2. **Code review trigger** - "Changes committed? YES + not reviewed? YES → Run review"
3. **Git workflow** - Based on test status, review status
4. **Verification before completion** - Binary checks before claiming "done"
## Testing Evidence
See test artifacts for full RED-GREEN-REFACTOR campaign:
- `docs/tests/execute-command-test-scenarios.md` - Pressure scenarios
- `docs/tests/execute-command-test-results.md` - Baseline (RED) and imperative (GREEN) results
- `docs/tests/execute-command-algorithmic.md` - Algorithmic version (REFACTOR) results
- `docs/learning/2025-10-16-algorithmic-command-enforcement.md` - Complete retrospective
**Methodology:** Following `${CLAUDE_PLUGIN_ROOT}skills/testing-skills-with-subagents/SKILL.md` - pressure scenarios with time, sunk cost, authority, and exhaustion combined.
## Agent vs Command Documentation
**Key distinction:**
- **Agents** (specialized subagents): Use persuasion principles (Authority, Commitment, Scarcity, Social Proof)

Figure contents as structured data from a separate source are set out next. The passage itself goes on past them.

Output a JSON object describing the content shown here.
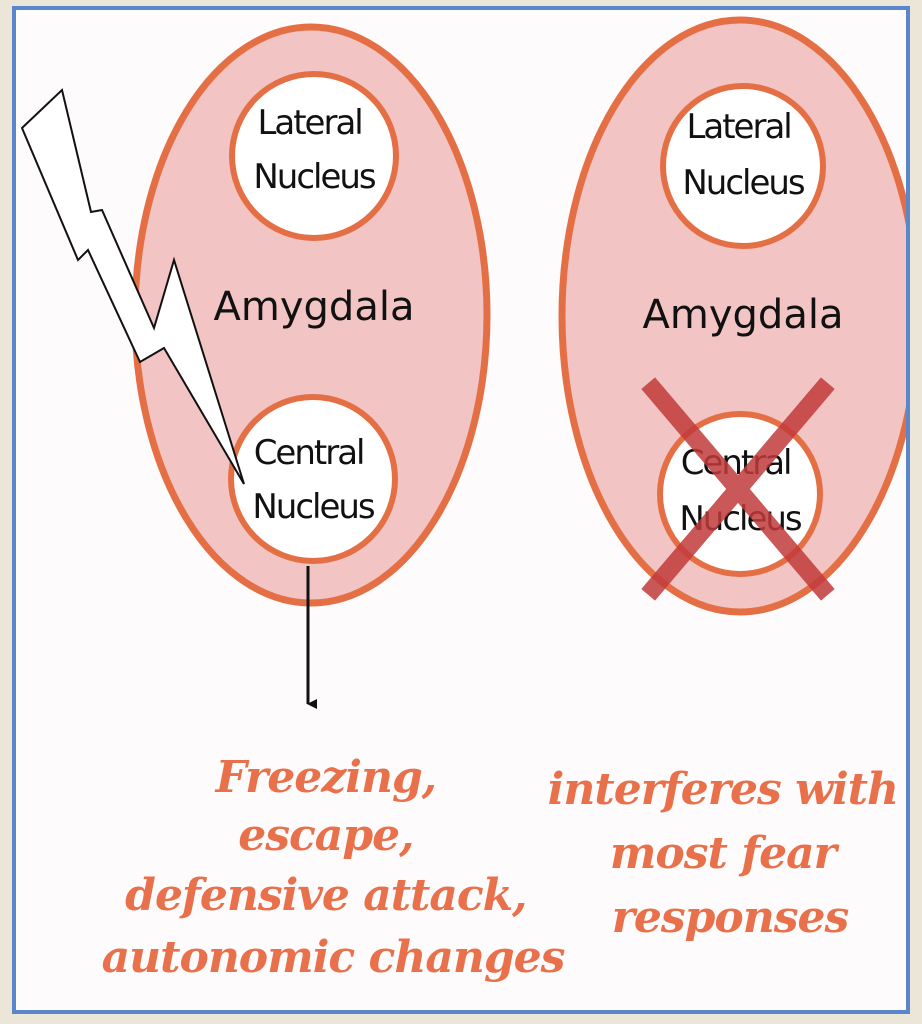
{
  "colors": {
    "frame_border": "#5b86c9",
    "amygdala_fill": "#f2c4c4",
    "amygdala_stroke": "#e56f45",
    "outcome_text": "#e8704b",
    "lesion_cross": "#c23b3b"
  },
  "left": {
    "lateral_nucleus": [
      "Lateral",
      "Nucleus"
    ],
    "amygdala": "Amygdala",
    "central_nucleus": [
      "Central",
      "Nucleus"
    ],
    "outcome_lines": [
      "Freezing,",
      "escape,",
      "defensive attack,",
      "autonomic changes"
    ]
  },
  "right": {
    "lateral_nucleus": [
      "Lateral",
      "Nucleus"
    ],
    "amygdala": "Amygdala",
    "central_nucleus": [
      "Central",
      "Nucleus"
    ],
    "outcome_lines": [
      "interferes with",
      "most fear",
      "responses"
    ]
  }
}
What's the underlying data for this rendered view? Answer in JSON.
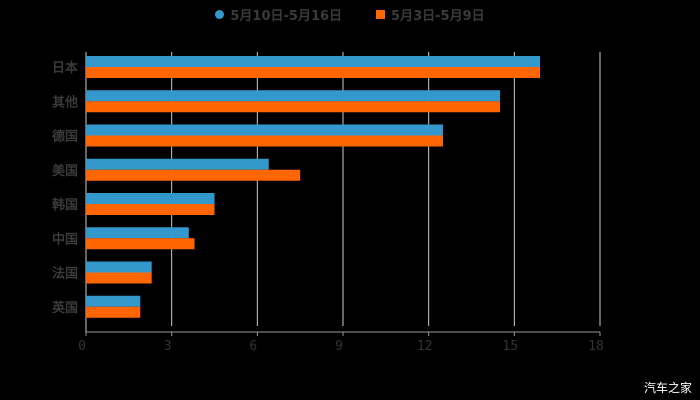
{
  "chart_data": {
    "type": "bar",
    "orientation": "horizontal",
    "title": "",
    "categories": [
      "日本",
      "其他",
      "德国",
      "美国",
      "韩国",
      "中国",
      "法国",
      "英国"
    ],
    "series": [
      {
        "name": "5月10日-5月16日",
        "color": "#3399cc",
        "values": [
          15.9,
          14.5,
          12.5,
          6.4,
          4.5,
          3.6,
          2.3,
          1.9
        ]
      },
      {
        "name": "5月3日-5月9日",
        "color": "#ff6600",
        "values": [
          15.9,
          14.5,
          12.5,
          7.5,
          4.5,
          3.8,
          2.3,
          1.9
        ]
      }
    ],
    "xlabel": "",
    "ylabel": "",
    "xlim": [
      0,
      18
    ],
    "xticks": [
      0,
      3,
      6,
      9,
      12,
      15,
      18
    ],
    "grid": true,
    "legend_position": "top"
  },
  "legend": {
    "series1_label": "5月10日-5月16日",
    "series2_label": "5月3日-5月9日"
  },
  "watermark": "汽车之家",
  "colors": {
    "background": "#000000",
    "series1": "#3399cc",
    "series2": "#ff6600",
    "grid": "#cccccc",
    "text": "#3a3a3a"
  }
}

- **Commands** (read by main Claude): Use algorithmic decision trees
**Why different:**
- Agents operate in closed system (dedicated to one task)
- Commands operate in open system (competing priorities)
- Agents need motivation (persuasion)
- Commands need determinism (algorithms)
Don't copy agent template principles to commands. Use appropriate format for context.